A construção de consensos democráticos parece muito mais difícil sob o regime de aceleração digital e mediação algorítmica. Os algoritmos fragmentam a sociedade em bolhas informacionais, comprometendo a esfera pública e impedindo que a opinião pública se fundamente, influenciando decisões políticas e a relação entre sociedade e governo no espaço comum onde diferentes perspectivas possam dialogar.
Cada grupo social passa a habitar realidades informacionais distintas, mediadas por sistemas que amplificam divergências para manter engajamento. Simultaneamente, a velocidade dos fluxos digitais torna qualquer consenso obsoleto antes mesmo de sua consolidação: a cada momento surge uma nova “urgência” que desloca a atenção coletiva, impedindo que debates amadureçam em decisões políticas estáveis.
As instituições democráticas tradicionais — partidos, parlamentos, movimentos sociais, próprias do passado da Era Industrial — operam em temporalidades incompatíveis com a aceleração digital, perdendo a capacidade de organizar consensos duradouros. A governabilidade democrática, que depende de acordos sociais e políticos minimamente estáveis, dissolve-se na velocidade perpétua da atenção algoritmicamente controlada.
O colapso epistemológico iminente representa a culminação da mediação algorítmica total e da aceleração da atenção. As ferramentas de inteligência artificial e a criação digital estão comprometendo a possibilidade de distinguir verdade de falsidade, criando um ambiente onde a verificação empírica torna-se impossível. Quando toda informação é potencialmente manipulável e toda fonte potencialmente falsa, a base epistêmica da democracia — a possibilidade de cidadãos fazerem julgamentos informados — desaparece.
Essa crise se agrava pela aceleração: não há tempo para verificar informações antes que novas ondas de conteúdo capturem a atenção social. Observa-se isso no aquecimento global, onde evidências científicas competem com narrativas fabricadas; nas guerras, onde imagens reais e sintéticas se misturam; na economia, onde dados objetivos são submersos em interpretações algoritmicamente amplificadas.
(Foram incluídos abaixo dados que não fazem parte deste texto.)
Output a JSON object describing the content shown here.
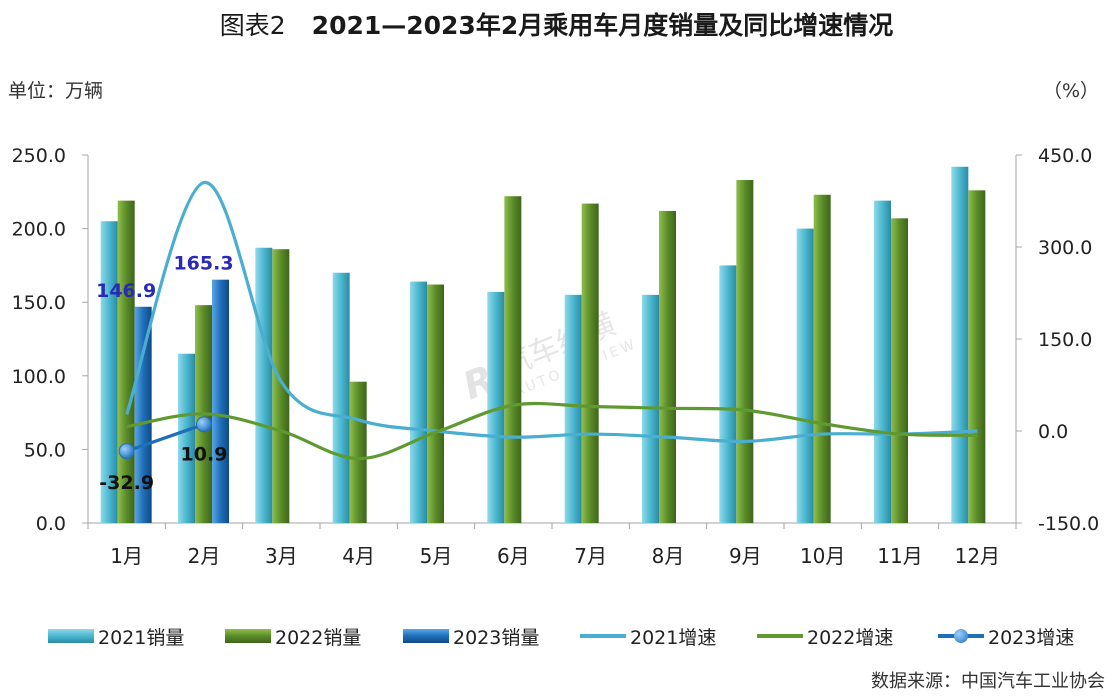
{
  "header": {
    "prefix": "图表2",
    "title": "2021—2023年2月乘用车月度销量及同比增速情况"
  },
  "unit_left": "单位：万辆",
  "unit_right": "（%）",
  "source": "数据来源：中国汽车工业协会",
  "watermark": {
    "cn": "汽车纵横",
    "en": "AUTO REVIEW"
  },
  "colors": {
    "bar2021": "#4bb8cf",
    "bar2022": "#5b8c2a",
    "bar2023": "#1f6fb8",
    "line2021": "#4aaed0",
    "line2022": "#5e9a30",
    "line2023": "#1f6fb8",
    "label2023": "#2a2ab8"
  },
  "chart_data": {
    "type": "bar",
    "categories": [
      "1月",
      "2月",
      "3月",
      "4月",
      "5月",
      "6月",
      "7月",
      "8月",
      "9月",
      "10月",
      "11月",
      "12月"
    ],
    "left_axis": {
      "ylim": [
        0,
        250
      ],
      "ticks": [
        "0.0",
        "50.0",
        "100.0",
        "150.0",
        "200.0",
        "250.0"
      ]
    },
    "right_axis": {
      "ylim": [
        -150,
        450
      ],
      "ticks": [
        "-150.0",
        "0.0",
        "150.0",
        "300.0",
        "450.0"
      ]
    },
    "series": [
      {
        "name": "2021销量",
        "kind": "bar",
        "axis": "left",
        "values": [
          205,
          115,
          187,
          170,
          164,
          157,
          155,
          155,
          175,
          200,
          219,
          242
        ]
      },
      {
        "name": "2022销量",
        "kind": "bar",
        "axis": "left",
        "values": [
          219,
          148,
          186,
          96,
          162,
          222,
          217,
          212,
          233,
          223,
          207,
          226
        ]
      },
      {
        "name": "2023销量",
        "kind": "bar",
        "axis": "left",
        "values": [
          146.9,
          165.3,
          null,
          null,
          null,
          null,
          null,
          null,
          null,
          null,
          null,
          null
        ]
      },
      {
        "name": "2021增速",
        "kind": "line",
        "axis": "right",
        "values": [
          27,
          405,
          80,
          18,
          0,
          -10,
          -5,
          -10,
          -17,
          -5,
          -5,
          0
        ]
      },
      {
        "name": "2022增速",
        "kind": "line",
        "axis": "right",
        "values": [
          7,
          28,
          0,
          -45,
          -2,
          42,
          40,
          37,
          34,
          12,
          -5,
          -7
        ]
      },
      {
        "name": "2023增速",
        "kind": "line",
        "axis": "right",
        "values": [
          -32.9,
          10.9,
          null,
          null,
          null,
          null,
          null,
          null,
          null,
          null,
          null,
          null
        ]
      }
    ],
    "data_labels": [
      {
        "series": "2023销量",
        "index": 0,
        "text": "146.9"
      },
      {
        "series": "2023销量",
        "index": 1,
        "text": "165.3"
      },
      {
        "series": "2023增速",
        "index": 0,
        "text": "-32.9"
      },
      {
        "series": "2023增速",
        "index": 1,
        "text": "10.9"
      }
    ],
    "legend": "bottom"
  }
}
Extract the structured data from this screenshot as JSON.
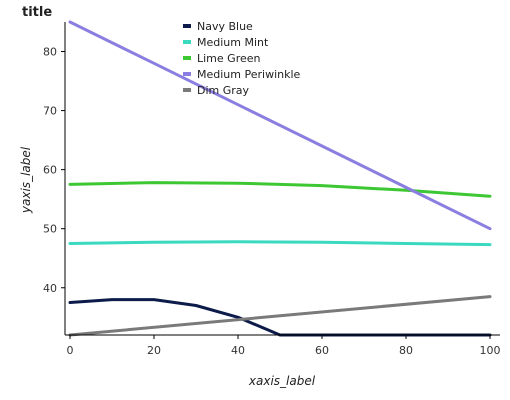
{
  "chart_data": {
    "type": "line",
    "title": "title",
    "xlabel": "xaxis_label",
    "ylabel": "yaxis_label",
    "xlim": [
      0,
      100
    ],
    "ylim": [
      32,
      85
    ],
    "xticks": [
      0,
      20,
      40,
      60,
      80,
      100
    ],
    "yticks": [
      40,
      50,
      60,
      70,
      80
    ],
    "grid": false,
    "legend_position": "right",
    "series": [
      {
        "name": "Navy Blue",
        "color": "#0d1b4b",
        "x": [
          0,
          10,
          20,
          30,
          40,
          50,
          60,
          70,
          80,
          90,
          100
        ],
        "y": [
          37.5,
          38.0,
          38.0,
          37.0,
          35.0,
          32.0,
          32.0,
          32.0,
          32.0,
          32.0,
          32.0
        ]
      },
      {
        "name": "Medium Mint",
        "color": "#3bd9c0",
        "x": [
          0,
          20,
          40,
          60,
          80,
          100
        ],
        "y": [
          47.5,
          47.7,
          47.8,
          47.7,
          47.5,
          47.3
        ]
      },
      {
        "name": "Lime Green",
        "color": "#3dc733",
        "x": [
          0,
          20,
          40,
          60,
          80,
          100
        ],
        "y": [
          57.5,
          57.8,
          57.7,
          57.3,
          56.5,
          55.5
        ]
      },
      {
        "name": "Medium Periwinkle",
        "color": "#8a7fe0",
        "x": [
          0,
          20,
          40,
          60,
          80,
          100
        ],
        "y": [
          85.0,
          78.0,
          71.0,
          64.0,
          57.0,
          50.0
        ]
      },
      {
        "name": "Dim Gray",
        "color": "#7a7a7a",
        "x": [
          0,
          100
        ],
        "y": [
          32.0,
          38.5
        ]
      }
    ]
  }
}
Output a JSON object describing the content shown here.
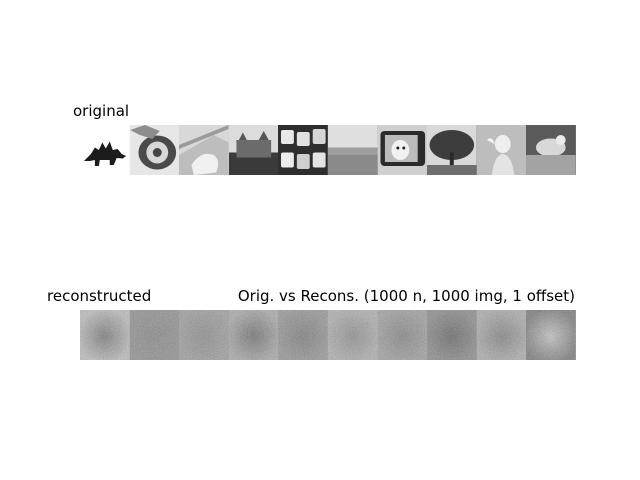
{
  "labels": {
    "original": "original",
    "reconstructed": "reconstructed",
    "title": "Orig. vs Recons. (1000 n, 1000 img, 1 offset)"
  },
  "original_tiles": [
    {
      "name": "stegosaurus-thumbnail",
      "bg": "#f4f4f4"
    },
    {
      "name": "rotary-phone-thumbnail",
      "bg": "#d9d9d9"
    },
    {
      "name": "hand-keyboard-thumbnail",
      "bg": "#d0d0d0"
    },
    {
      "name": "castle-thumbnail",
      "bg": "#9a9a9a"
    },
    {
      "name": "keyboard-keys-thumbnail",
      "bg": "#707070"
    },
    {
      "name": "sky-horizon-thumbnail",
      "bg": "#b5b5b5"
    },
    {
      "name": "tv-dog-thumbnail",
      "bg": "#6f6f6f"
    },
    {
      "name": "tree-thumbnail",
      "bg": "#8a8a8a"
    },
    {
      "name": "child-portrait-thumbnail",
      "bg": "#cfcfcf"
    },
    {
      "name": "table-scene-thumbnail",
      "bg": "#7e7e7e"
    }
  ],
  "reconstructed_tiles": [
    {
      "name": "reconstruction-1",
      "tone": "#bdbdbd",
      "center": "#4e4e4e"
    },
    {
      "name": "reconstruction-2",
      "tone": "#737373",
      "center": "#666666"
    },
    {
      "name": "reconstruction-3",
      "tone": "#8a8a8a",
      "center": "#6d6d6d"
    },
    {
      "name": "reconstruction-4",
      "tone": "#9d9d9d",
      "center": "#3f3f3f"
    },
    {
      "name": "reconstruction-5",
      "tone": "#7e7e7e",
      "center": "#535353"
    },
    {
      "name": "reconstruction-6",
      "tone": "#a7a7a7",
      "center": "#707070"
    },
    {
      "name": "reconstruction-7",
      "tone": "#8e8e8e",
      "center": "#606060"
    },
    {
      "name": "reconstruction-8",
      "tone": "#6d6d6d",
      "center": "#2f2f2f"
    },
    {
      "name": "reconstruction-9",
      "tone": "#a2a2a2",
      "center": "#5d5d5d"
    },
    {
      "name": "reconstruction-10",
      "tone": "#505050",
      "center": "#c6c6c6"
    }
  ]
}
A alienação digital da empiria não é gradual — está se acelerando exponencialmente, ameaçando tornar irreversível a desconexão entre cognição humana e realidade material.
A confluência da mediação algorítmica inescapável e da aceleração perpétua da atenção não apenas ameaça a democracia — a torna ontologicamente impossível. Cidadãos confinados atrás de telas, cuja compreensão do mundo depende inteiramente de algoritmos opacos, não podem exercer a autonomia política que a democracia pressupõe. A velocidade digital elimina o tempo necessário para deliberação, reflexão e formação de juízos políticos consistentes.
O que emerge não é uma evolução da democracia, mas sua substituição por algo fundamentalmente diferente: um sistema de administração algorítmica da sociedade onde decisões importantes são tomadas por sistemas computacionais que otimizam engagement e controlam a atenção, sem ser a representação popular. A política democrática — baseada em debate público, deliberação coletiva e escolhas informadas — torna-se impossível quando toda mediação é algorítmica e toda atenção é acelerada além da capacidade humana de processar informações democraticamente relevantes. A pós-democracia digital não parece ser o futuro da democracia, mas, talvez, o seu triste fim.